Cuddy was talking, but he didn't care. Bill walked away, toward his brother's room, where he was supposed to he didn't know what, sit in a corner and jerk off and wait for Joey who might be a fag to wake up or—

Walked away, trying to think about Joey and what he was going to do and how was he going to handle the fact that Joey, his brother Joey, wanted to go into Witness Protection so he could finally go and be the finocchio he'd apparently always wanted to be and what in Holy Mary's name was he supposed to tell Mamma about what her firstborn was doing—

Walked away, and couldn't think about anything except that night, nearly six months ago, when Joey had introduced himself to the girl with the green eyes sitting at the next table with all the Russians, when Joey had danced with her to something slow while he watched and Mamma had told him that she prayed every night that one of her boys would bring home a girl like that exactly, one of these days, a Dio piacendo

Jesus, Mary, and Joseph. A fucking teaching hospital in Jersey!

To think he'd been so unnerved that night at Puttanesca's, taking Joey by the shoulder and asking him what the fuck he was thinking, whispering in Anoushka's ear like that in front of everybody and their grandmother—and Mamma, in front of Mamma!—

Bill stood by the glass wall of his brother's hospital room and looked off into nothing.

Thirty minutes, maybe forty, later, Anoushka came to stand next to him.

"Dr. House said he was going to be all right," she said, as if they were in the middle of a conversation, had been talking for hours and hours.

"It's what I hear," said Bill, calmly, collectedly, because he'd had an hour to prepare.

He looked at her, and she was already looking at him.

Those eyes. It was because of those eyes that he guessed her to be twenty-six, maybe twenty-seven, rather than the twenty-three her face suggested.
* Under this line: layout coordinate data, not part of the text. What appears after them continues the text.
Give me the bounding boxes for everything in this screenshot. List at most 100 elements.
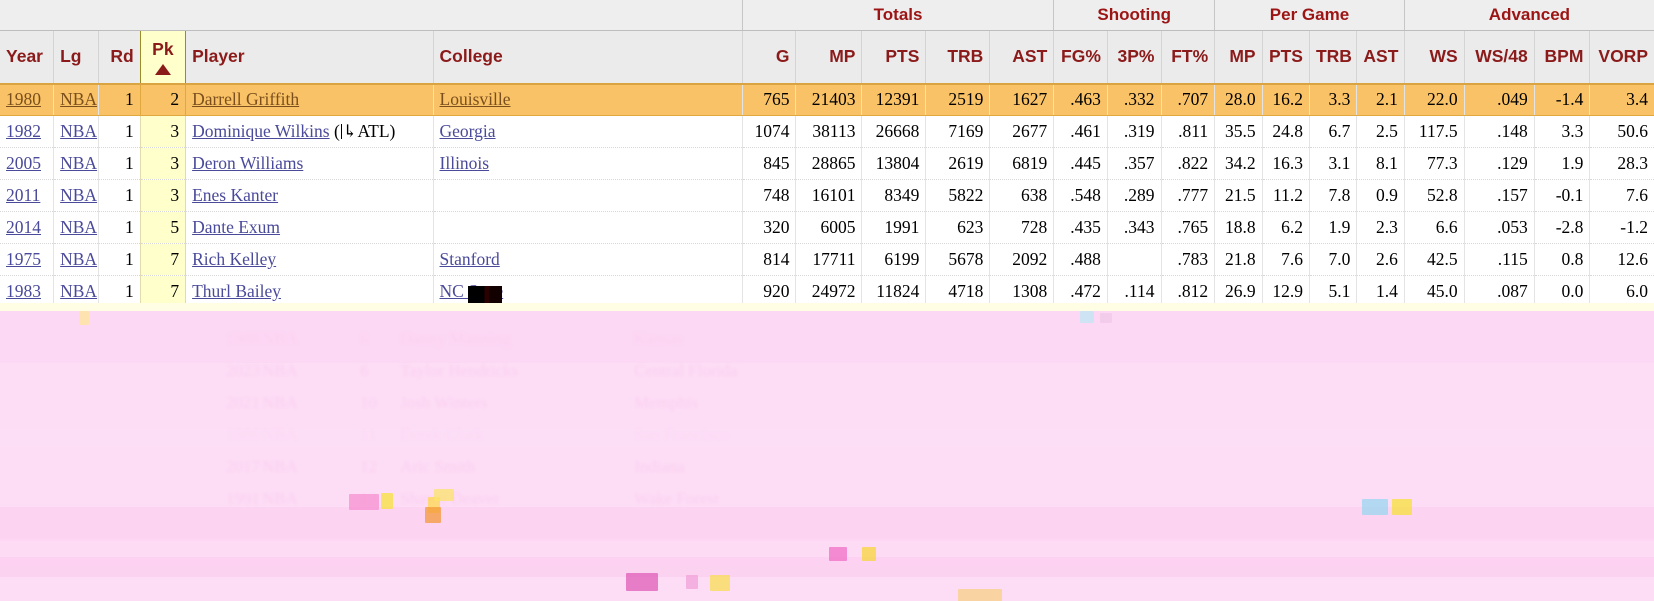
table-row[interactable]: 1982 NBA 1 3 Dominique Wilkins (↳ATL) Georgia… — [0, 115, 1654, 148]
link-player[interactable]: Thurl Bailey — [192, 281, 281, 301]
faded-row-text: 10 — [360, 393, 377, 412]
col-3p-pct[interactable]: 3P% — [1106, 30, 1161, 85]
cell-mp-total: 17711 — [795, 243, 862, 276]
cell-college — [432, 179, 743, 212]
faded-band — [0, 539, 1654, 565]
cell-mp-pg: 35.5 — [1214, 115, 1263, 148]
link-year[interactable]: 1983 — [6, 281, 41, 301]
link-year[interactable]: 1982 — [6, 121, 41, 141]
col-player[interactable]: Player — [185, 30, 434, 85]
cell-lg: NBA — [53, 83, 99, 116]
link-college[interactable]: Stanford — [439, 249, 500, 269]
table-row[interactable]: 2005 NBA 1 3 Deron Williams Illinois 845 28865 1… — [0, 147, 1654, 180]
cell-ast-pg: 2.5 — [1356, 115, 1405, 148]
link-college[interactable]: Illinois — [439, 153, 490, 173]
cell-college: Illinois — [432, 147, 743, 180]
cell-rd: 1 — [98, 179, 141, 212]
link-player[interactable]: Rich Kelley — [192, 249, 277, 269]
cell-ws48: .115 — [1463, 243, 1535, 276]
cell-ws: 117.5 — [1403, 115, 1465, 148]
col-ast-total[interactable]: AST — [989, 30, 1054, 85]
sort-ascending-icon — [154, 63, 171, 75]
column-header-row: Year Lg Rd Pk Player College G MP PTS TR… — [0, 30, 1654, 85]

"Arnello," he said, "Bill Arnello."

"Joey told me," she said, and smiled again, that understated smile that made him want, more than anything, to see more of it, the young, girlish smile to those womanly eyes. "I guess you know who I am."

"Joey told me," he said, and wasn't quite as shocked as he should have been to hear his voice so light, so playfully teasing.

She laughed, the same laugh as from the cab all that time back, a laugh like a Mass being sung in all its glory and grace, and his heart throbbed in his chest.

That was how Anoushka was there to see Joey wake up. How she was there to sit next to him while they talked to Joey, the perfume of her hair and skin intoxicating the air, and how she went with him in the car, later, when Joey talked him into driving back into New York to get a change of clothes and give Anoushka a ride while he was at it.

And Bill decided that maybe, though he would never admit it out loud to anyone, Joey wasn't the only one who knew a thing or two about wanting something you couldn't have.